Harris served as a Deputy District Attorney in Alameda County, California, from 1990 to 1998. After 1998, she became the Managing Attorney of the Career Criminal Unit in the San Francisco District Attorney's Office. In 2000, she was Chief of the Community and Neighborhood Division, which oversees civil code enforcement, matters; she served on the board of the California District Attorney's Association and was Vice President of the National District Attorneys Association. On November 12, 2008, Harris announced her candidacy for California Attorney General.

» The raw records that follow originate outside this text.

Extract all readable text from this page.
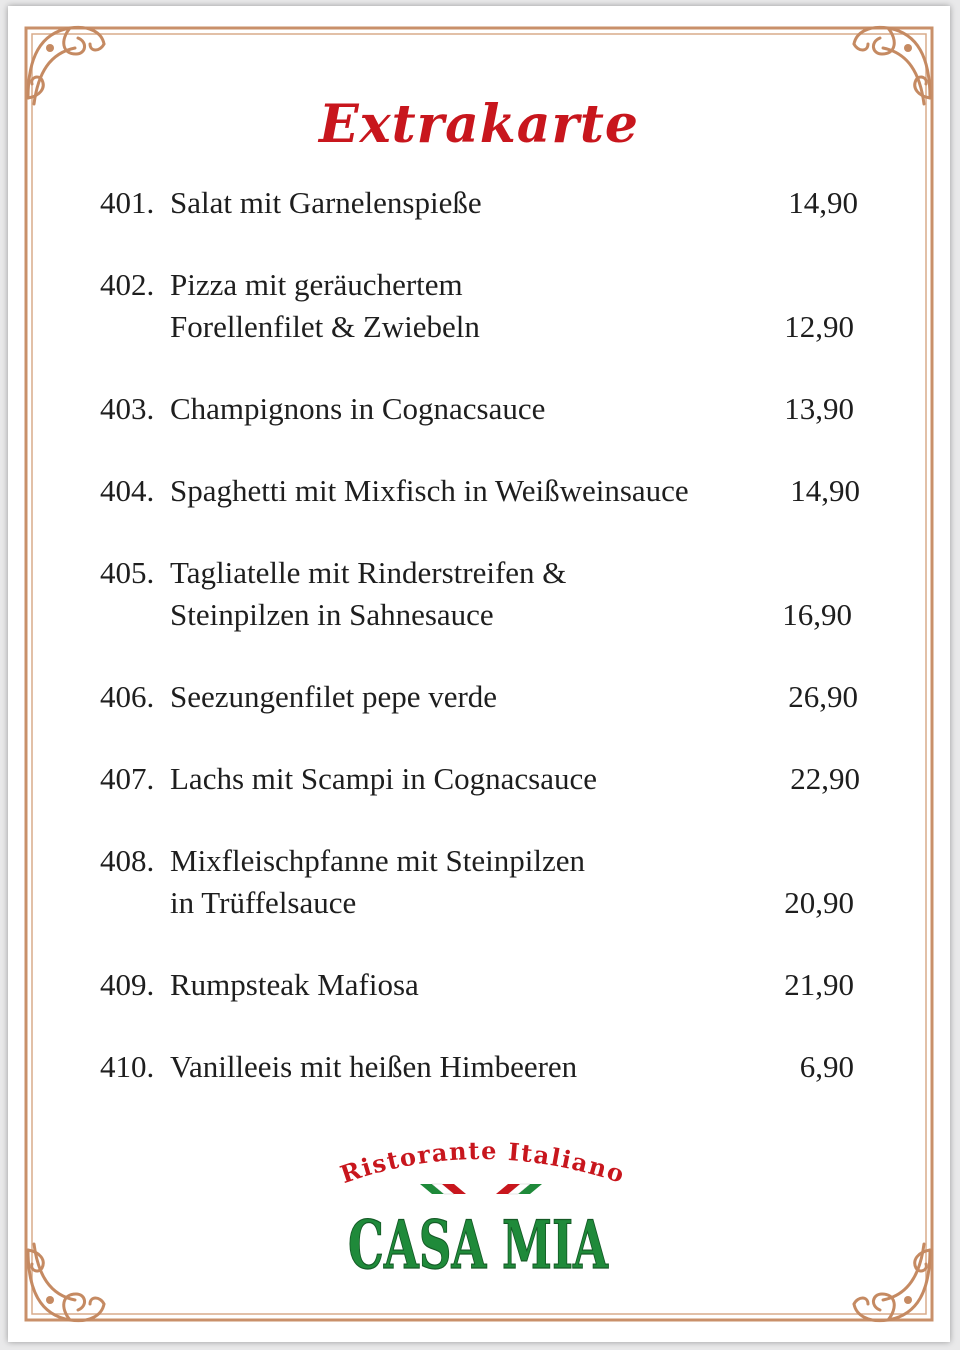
Extrakarte
401. Salat mit Garnelenspieße	14,90
402. Pizza mit geräuchertem
Forellenfilet & Zwiebeln	12,90
403. Champignons in Cognacsauce	13,90
404. Spaghetti mit Mixfisch in Weißweinsauce	14,90
405. Tagliatelle mit Rinderstreifen &
Steinpilzen in Sahnesauce	16,90
406. Seezungenfilet pepe verde	26,90
407. Lachs mit Scampi in Cognacsauce	22,90
408. Mixfleischpfanne mit Steinpilzen
in Trüffelsauce	20,90
409. Rumpsteak Mafiosa	21,90
410. Vanilleeis mit heißen Himbeeren	6,90
Ristorante Italiano
CASA MIA
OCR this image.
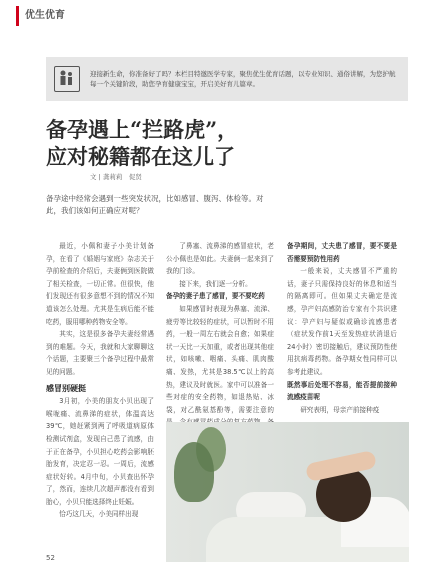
优生优育
迎接新生命，你准备好了吗？本栏目特邀医学专家，聚焦优生优育话题，以专业知识、通俗讲解，为您护航每一个关键阶段，助您孕育健康宝宝，开启美好育儿篇章。
备孕遇上“拦路虎”，
应对秘籍都在这儿了
文 | 龚莉莉　促贤
备孕途中经常会遇到一些突发状况，比如感冒、腹泻、体检等。对此，我们该如何正确应对呢？

最近，小佩和妻子小美计划备孕，在看了《婚姻与家庭》杂志关于孕前检查的介绍后，夫妻俩到医院做了相关检查，一切正常。但很快，他们发现还有很多意想不到的情况不知道该怎么处理。尤其是生病后能不能吃药，服用哪种药物安全等。

其实，这是很多备孕夫妻经常遇到的难题。今天，我就和大家聊聊这个话题，主要聚三个备孕过程中最常见的问题。

感冒别硬挺

3月初，小美的朋友小贝出现了喉咙痛、流鼻涕的症状，体温高达39℃，她赶紧到两了呼吸道病原体检测试剂盒，发现自己患了流感，由于正在备孕，小贝担心吃药会影响胚胎发育，决定忍一忍。一周后，流感症状好转。4月中旬，小贝查出怀孕了，然而，连续几次超声都没有看到胎心，小贝只能选择终止妊娠。

恰巧这几天，小美同样出现

了鼻塞、流鼻涕的感冒症状，老公小佩也是如此。夫妻俩一起来到了我的门诊。

接下来，我们逐一分析。

备孕的妻子患了感冒，要不要吃药

如果感冒时表现为鼻塞、流涕、疲劳等比较轻的症状，可以暂时不用药，一般一周左右就会自愈；如果症状一天比一天加重，或者出现其他症状，如咳嗽、咽痛、头痛、肌肉酸痛、发热，尤其是38.5℃以上的高热，建议及时就医。家中可以准备一些对症的安全药物，如退热贴、冰袋，对乙酰氨基酚等，需要注意的

备孕期间，丈夫患了感冒，要不要是否需要预防性用药

一般来说，丈夫感冒不严重的话，妻子只需保持良好的休息和适当的隔离即可。但如果丈夫确定是流感，孕产妇高感防治专家有个共识建议：孕产妇与疑似或确诊流感患者（症状发作前1天至发热症状消退后24小时）密切接触后，建议预防性使用抗病毒药物。备孕期女性同样可以参考此建议。

既然事后处理不容易，能否提前接种流感疫苗呢

研究表明，母亲产前接种疫

52
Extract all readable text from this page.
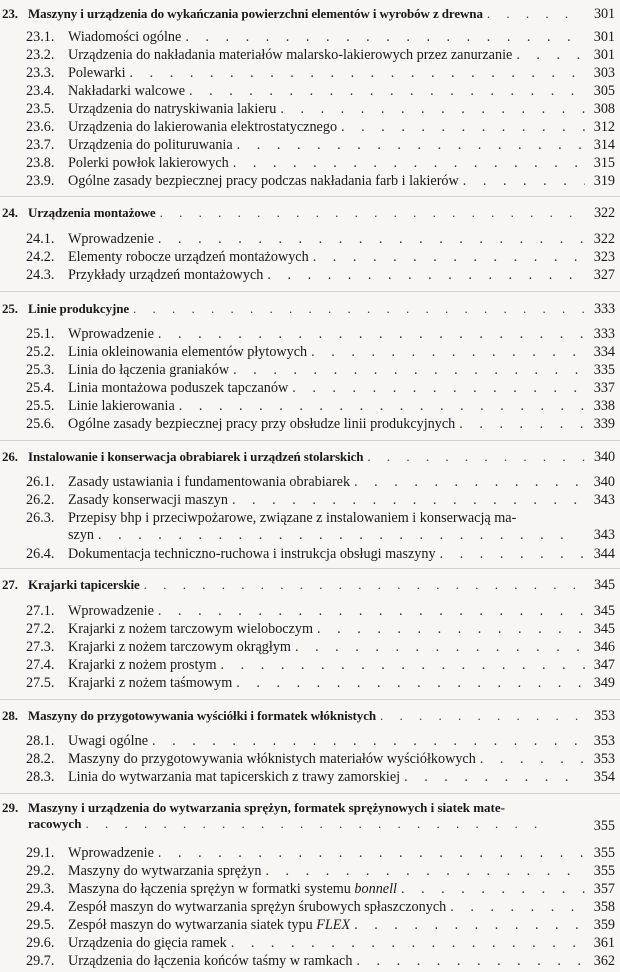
23. Maszyny i urządzenia do wykańczania powierzchni elementów i wyrobów z drewna . . .	301
23.1. Wiadomości ogólne . . .	301
23.2. Urządzenia do nakładania materiałów malarsko-lakierowych przez zanurzanie . . .	301
23.3. Polewarki . . .	303
23.4. Nakładarki walcowe . . .	305
23.5. Urządzenia do natryskiwania lakieru . . .	308
23.6. Urządzenia do lakierowania elektrostatycznego . . .	312
23.7. Urządzenia do polituruwania . . .	314
23.8. Polerki powłok lakierowych . . .	315
23.9. Ogólne zasady bezpiecznej pracy podczas nakładania farb i lakierów . . .	319
24. Urządzenia montażowe . . .	322
24.1. Wprowadzenie . . .	322
24.2. Elementy robocze urządzeń montażowych . . .	323
24.3. Przykłady urządzeń montażowych . . .	327
25. Linie produkcyjne . . .	333
25.1. Wprowadzenie . . .	333
25.2. Linia okleinowania elementów płytowych . . .	334
25.3. Linia do łączenia graniaków . . .	335
25.4. Linia montażowa poduszek tapczanów . . .	337
25.5. Linie lakierowania . . .	338
25.6. Ogólne zasady bezpiecznej pracy przy obsłudze linii produkcyjnych . . .	339
26. Instalowanie i konserwacja obrabiarek i urządzeń stolarskich . . .	340
26.1. Zasady ustawiania i fundamentowania obrabiarek . . .	340
26.2. Zasady konserwacji maszyn . . .	343
26.3. Przepisy bhp i przeciwpożarowe, związane z instalowaniem i konserwacją ma-
szyn . . .	343
26.4. Dokumentacja techniczno-ruchowa i instrukcja obsługi maszyny . . .	344
27. Krajarki tapicerskie . . .	345
27.1. Wprowadzenie . . .	345
27.2. Krajarki z nożem tarczowym wieloboczym . . .	345
27.3. Krajarki z nożem tarczowym okrągłym . . .	346
27.4. Krajarki z nożem prostym . . .	347
27.5. Krajarki z nożem taśmowym . . .	349
28. Maszyny do przygotowywania wyściółki i formatek włóknistych . . .	353
28.1. Uwagi ogólne . . .	353
28.2. Maszyny do przygotowywania włóknistych materiałów wyściółkowych . . .	353
28.3. Linia do wytwarzania mat tapicerskich z trawy zamorskiej . . .	354
29. Maszyny i urządzenia do wytwarzania sprężyn, formatek sprężynowych i siatek mate-
racowych . . .	355
29.1. Wprowadzenie . . .	355
29.2. Maszyny do wytwarzania sprężyn . . .	355
29.3. Maszyna do łączenia sprężyn w formatki systemu bonnell . . .	357
29.4. Zespół maszyn do wytwarzania sprężyn śrubowych spłaszczonych . . .	358
29.5. Zespół maszyn do wytwarzania siatek typu FLEX . . .	359
29.6. Urządzenia do gięcia ramek . . .	361
29.7. Urządzenia do łączenia końców taśmy w ramkach . . .	362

Both of California's United States Senators, Dianne Feinstein and Barbara Boxer, as well as House Speaker Nancy Pelosi, endorsed Harris during the Democratic Party primary. In the June 8, 2010, primary, she was nominated with 33.6% of the vote. After the Democratic United States, Senator Barbara Boxer announced her retirement from the Senate at the end of her term in 2016, Harris was the first candidate to declare her intention to run for Boxer's Senate seat. She officially announced the launch of her campaign on January 13, 2015.
In the November 2016 election, Harris won 63 percent of the vote, carrying all but two counties. Following her victory, Harris promised to protect immigrants from the policies of President-elect Donald Trump. Also, in November 2016, Mother Jones magazine named Harris as one of "11 Democrats Who Could Defeat President Trump in 2020".
On August 11, 2020, she became the first Black woman Vice Presidential nominee in America. On January 20, 2021, she became the first Black woman Vice President and the second non while Vice President (Charles Curtis, 1929-1933) in America.